Ich kann dich sehen.
Deine braune Haut, die in der Sonne glänzt.
Nein, es war keine Musik. Es war sein Mobiltelefon, das in seiner Gesäßtasche vibrierte. Er zog es heraus und sah, dass es Juan Romero war, der ihn anrief.
»Hier ist Adam.«
»Hallo Chef, sind Sie schon wach?«
»Natürlich bin ich wach! Was gibt es denn?«
»Ich denke, Sie sollten besser herkommen.«
»Wohin? Zur Baustelle?«
»Ja. Es ist etwas passiert.«
»Was ist passiert? Sagen Sie es schon!«
»Wir müssen noch einmal ganz von vorn anfangen. Der Bau ist im Eimer.«
»Was meinen Sie damit … im Eimer?«
»Jemand hat den Bau abgefackelt, Chef. Die Bolzen, die Gerüste … alles ist kaputt. Wir müssen noch mal ganz von vorn anfangen.«
Für einen Moment glaubte Adam, dass selbst der Tisch nicht stabil genug war, um ihn zu halten. Er hatte das Gefühl, dass der gesamte Boden unter ihm bebte, und wenn man sich nicht einmal mehr darauf verlassen konnte, dass die Erde stabil war, worauf konnte man sich dann noch verlassen?
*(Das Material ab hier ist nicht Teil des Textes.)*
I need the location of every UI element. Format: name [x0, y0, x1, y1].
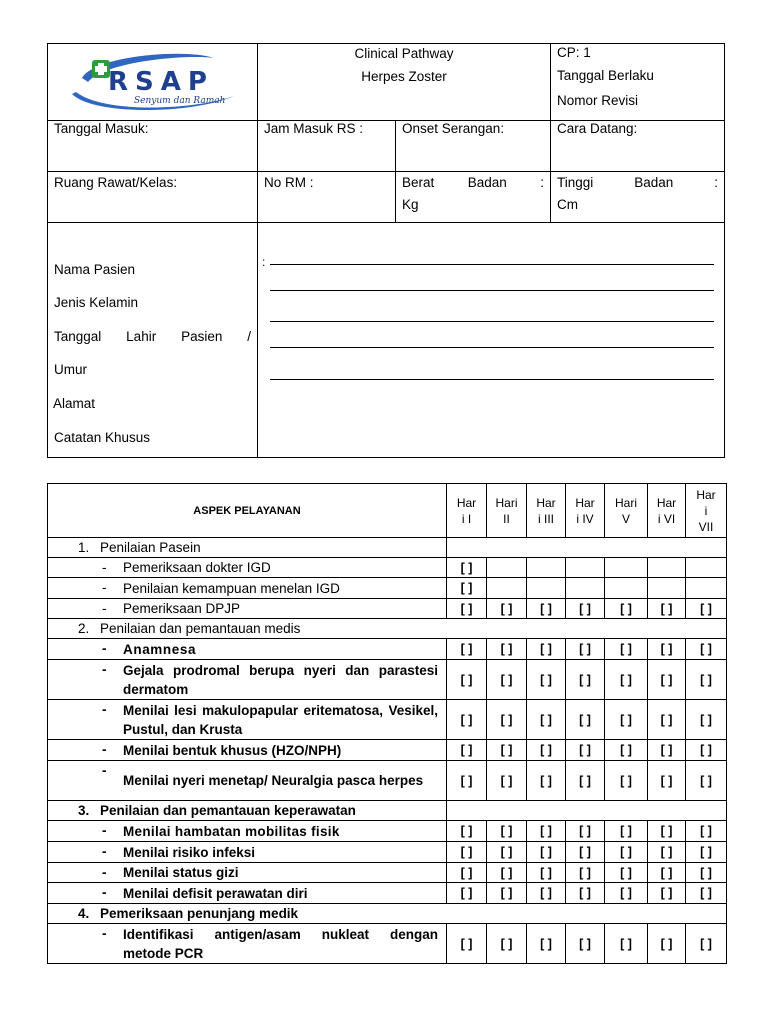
day-checkbox[interactable]: [ ] [566, 924, 605, 964]
day-header-7: Har i VII [686, 484, 727, 538]
day-header-3: Har i III [527, 484, 566, 538]
day-checkbox[interactable]: [ ] [487, 700, 527, 740]
day-checkbox[interactable]: [ ] [487, 842, 527, 863]
item-label: - Menilai defisit perawatan diri [48, 883, 447, 904]
logo-tagline: Senyum dan Ramah [134, 96, 226, 106]
slash: / [247, 329, 251, 344]
day-checkbox[interactable]: [ ] [447, 863, 487, 883]
day-checkbox[interactable]: [ ] [686, 700, 727, 740]
section-row: 4. Pemeriksaan penunjang medik [48, 904, 727, 924]
badan-word: Badan [467, 175, 507, 190]
day-checkbox[interactable]: [ ] [566, 700, 605, 740]
title-cell [258, 44, 551, 121]
day-checkbox[interactable]: [ ] [686, 740, 727, 761]
item-label: - Menilai bentuk khusus (HZO/NPH) [48, 740, 447, 761]
item-label: - Pemeriksaan dokter IGD [48, 558, 447, 578]
day-checkbox[interactable]: [ ] [648, 700, 686, 740]
umur-label: Umur [54, 362, 87, 377]
day-checkbox[interactable]: [ ] [648, 821, 686, 842]
day-checkbox[interactable]: [ ] [686, 924, 727, 964]
day-checkbox[interactable]: [ ] [605, 740, 648, 761]
day-checkbox[interactable]: [ ] [605, 842, 648, 863]
day-header-6: Har i VI [648, 484, 686, 538]
day-header-4: Har i IV [566, 484, 605, 538]
jam-masuk-label: Jam Masuk RS : [258, 121, 396, 172]
aspek-header: ASPEK PELAYANAN [48, 484, 447, 538]
tanggal-lahir-label [54, 320, 251, 353]
day-checkbox[interactable]: [ ] [648, 761, 686, 801]
section-row: 1. Penilaian Pasein [48, 538, 447, 558]
logo-text: RSAP [108, 67, 214, 97]
pathway-table [47, 483, 727, 964]
table-row [48, 863, 727, 883]
day-checkbox[interactable]: [ ] [527, 700, 566, 740]
day-checkbox[interactable]: [ ] [648, 599, 686, 619]
logo-cell [48, 44, 258, 121]
day-checkbox[interactable]: [ ] [648, 660, 686, 700]
day-checkbox[interactable]: [ ] [605, 883, 648, 904]
day-checkbox[interactable]: [ ] [487, 883, 527, 904]
item-label: - Gejala prodromal berupa nyeri dan parastesi dermatom [48, 660, 447, 700]
day-checkbox[interactable]: [ ] [686, 842, 727, 863]
day-checkbox[interactable]: [ ] [447, 599, 487, 619]
day-header-2: Hari II [487, 484, 527, 538]
berat-colon: : [540, 175, 544, 190]
day-header-1: Har i I [447, 484, 487, 538]
table-row [48, 924, 727, 964]
day-checkbox[interactable]: [ ] [605, 821, 648, 842]
day-checkbox[interactable]: [ ] [527, 924, 566, 964]
table-row [48, 578, 727, 599]
jenis-kelamin-label: Jenis Kelamin [54, 295, 139, 310]
item-label: - Menilai nyeri menetap/ Neuralgia pasca herpes [48, 761, 447, 801]
day-checkbox[interactable]: [ ] [487, 761, 527, 801]
day-checkbox[interactable]: [ ] [686, 599, 727, 619]
fill-line [270, 290, 714, 291]
patient-fill-lines [258, 223, 725, 458]
day-checkbox[interactable]: [ ] [447, 700, 487, 740]
lahir-word: Lahir [126, 329, 157, 344]
table-row [48, 599, 727, 619]
day-checkbox[interactable]: [ ] [686, 863, 727, 883]
day-checkbox[interactable]: [ ] [527, 660, 566, 700]
day-checkbox[interactable]: [ ] [686, 821, 727, 842]
nama-pasien-label: Nama Pasien [54, 262, 136, 277]
day-checkbox[interactable]: [ ] [447, 883, 487, 904]
day-checkbox[interactable]: [ ] [447, 558, 487, 578]
tanggal-masuk-label: Tanggal Masuk: [48, 121, 258, 172]
day-checkbox[interactable]: [ ] [566, 842, 605, 863]
day-checkbox[interactable]: [ ] [605, 700, 648, 740]
pasien-word: Pasien [181, 329, 223, 344]
table-row [48, 700, 727, 740]
fill-line [270, 379, 714, 380]
day-checkbox[interactable]: [ ] [487, 740, 527, 761]
day-checkbox[interactable]: [ ] [566, 761, 605, 801]
day-checkbox[interactable]: [ ] [487, 863, 527, 883]
header-table [47, 43, 725, 458]
day-checkbox[interactable]: [ ] [566, 883, 605, 904]
tinggi-badan-cell [551, 172, 725, 223]
day-checkbox[interactable]: [ ] [447, 578, 487, 599]
badan-word: Badan [634, 175, 674, 190]
day-checkbox[interactable]: [ ] [648, 924, 686, 964]
cp-number: CP: 1 [557, 45, 591, 60]
day-checkbox[interactable]: [ ] [527, 599, 566, 619]
tgl-word: Tanggal [54, 329, 102, 344]
day-checkbox[interactable]: [ ] [527, 821, 566, 842]
day-checkbox[interactable]: [ ] [605, 863, 648, 883]
tinggi-word: Tinggi [557, 175, 594, 190]
item-label: - Pemeriksaan DPJP [48, 599, 447, 619]
day-checkbox[interactable]: [ ] [527, 863, 566, 883]
table-row [48, 761, 727, 801]
section-blank [447, 801, 727, 821]
day-checkbox[interactable]: [ ] [527, 842, 566, 863]
day-checkbox[interactable]: [ ] [527, 883, 566, 904]
tinggi-colon: : [714, 175, 719, 190]
day-checkbox[interactable]: [ ] [566, 639, 605, 660]
day-checkbox[interactable]: [ ] [605, 639, 648, 660]
day-checkbox[interactable]: [ ] [447, 842, 487, 863]
day-checkbox[interactable]: [ ] [447, 740, 487, 761]
day-header-5: Hari V [605, 484, 648, 538]
day-checkbox[interactable]: [ ] [566, 740, 605, 761]
day-checkbox[interactable]: [ ] [487, 821, 527, 842]
item-label: - Menilai hambatan mobilitas fisik [48, 821, 447, 842]
tanggal-berlaku: Tanggal Berlaku [557, 68, 654, 83]
day-checkbox[interactable]: [ ] [648, 740, 686, 761]
day-checkbox[interactable]: [ ] [527, 740, 566, 761]
day-checkbox[interactable]: [ ] [527, 639, 566, 660]
day-checkbox[interactable]: [ ] [566, 660, 605, 700]
day-checkbox[interactable]: [ ] [487, 660, 527, 700]
table-row [48, 740, 727, 761]
patient-labels-cell [48, 223, 258, 458]
day-checkbox[interactable]: [ ] [605, 761, 648, 801]
day-checkbox[interactable]: [ ] [686, 883, 727, 904]
section-blank [447, 538, 727, 558]
onset-label: Onset Serangan: [396, 121, 551, 172]
item-label: - Penilaian kemampuan menelan IGD [48, 578, 447, 599]
item-label: - Menilai lesi makulopapular eritematosa, Vesikel, Pustul, dan Krusta [48, 700, 447, 740]
item-label: - Identifikasi antigen/asam nukleat dengan metode PCR [48, 924, 447, 964]
table-row [48, 883, 727, 904]
day-checkbox[interactable]: [ ] [487, 599, 527, 619]
day-checkbox[interactable]: [ ] [605, 599, 648, 619]
section-row: 2. Penilaian dan pemantauan medis [48, 619, 727, 639]
pathway-title: Clinical Pathway [354, 46, 454, 61]
catatan-khusus-label: Catatan Khusus [54, 430, 151, 445]
nomor-revisi: Nomor Revisi [557, 93, 639, 108]
rsap-logo [64, 48, 244, 118]
berat-badan-cell [396, 172, 551, 223]
day-checkbox[interactable]: [ ] [648, 883, 686, 904]
table-row [48, 660, 727, 700]
day-checkbox[interactable]: [ ] [648, 639, 686, 660]
day-checkbox[interactable]: [ ] [648, 863, 686, 883]
item-label: - Menilai risiko infeksi [48, 842, 447, 863]
fill-line [270, 321, 714, 322]
day-checkbox[interactable]: [ ] [447, 660, 487, 700]
day-checkbox[interactable]: [ ] [447, 639, 487, 660]
day-checkbox[interactable]: [ ] [447, 761, 487, 801]
day-checkbox[interactable]: [ ] [566, 821, 605, 842]
alamat-label: Alamat [53, 396, 96, 411]
no-rm-label: No RM : [258, 172, 396, 223]
berat-word: Berat [402, 175, 435, 190]
day-checkbox[interactable]: [ ] [686, 639, 727, 660]
doc-info-cell [551, 44, 725, 121]
day-checkbox[interactable]: [ ] [566, 863, 605, 883]
day-checkbox[interactable]: [ ] [605, 660, 648, 700]
item-label: - Menilai status gizi [48, 863, 447, 883]
day-checkbox[interactable]: [ ] [527, 761, 566, 801]
cara-datang-label: Cara Datang: [551, 121, 725, 172]
day-checkbox[interactable]: [ ] [447, 821, 487, 842]
day-checkbox[interactable]: [ ] [648, 842, 686, 863]
day-checkbox[interactable]: [ ] [487, 639, 527, 660]
diagnosis-title: Herpes Zoster [361, 69, 447, 84]
day-checkbox[interactable]: [ ] [447, 924, 487, 964]
item-label: - Anamnesa [48, 639, 447, 660]
day-checkbox[interactable]: [ ] [566, 599, 605, 619]
ruang-rawat-label: Ruang Rawat/Kelas: [48, 172, 258, 223]
day-checkbox[interactable]: [ ] [605, 924, 648, 964]
day-checkbox[interactable]: [ ] [686, 761, 727, 801]
tinggi-unit: Cm [557, 197, 579, 212]
berat-unit: Kg [402, 197, 419, 212]
fill-line [270, 347, 714, 348]
table-row [48, 821, 727, 842]
day-checkbox[interactable]: [ ] [686, 660, 727, 700]
table-row [48, 558, 727, 578]
fill-colon: : [262, 255, 266, 269]
day-checkbox[interactable]: [ ] [487, 924, 527, 964]
table-row [48, 842, 727, 863]
table-row [48, 639, 727, 660]
section-row: 3. Penilaian dan pemantauan keperawatan [48, 801, 447, 821]
fill-line [270, 264, 714, 265]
»Müssen Vandalen gewesen sein«, meinte Juan. Er schien das, was passiert war, offenbar irgendwie komisch zu finden. »Ich kann mir nämlich nicht vorstellen, warum sonst irgendjemand Trockenbaustangen verbrennen sollte. Sie vielleicht?«
Adam war sich nicht sicher, was er darauf antworten sollte.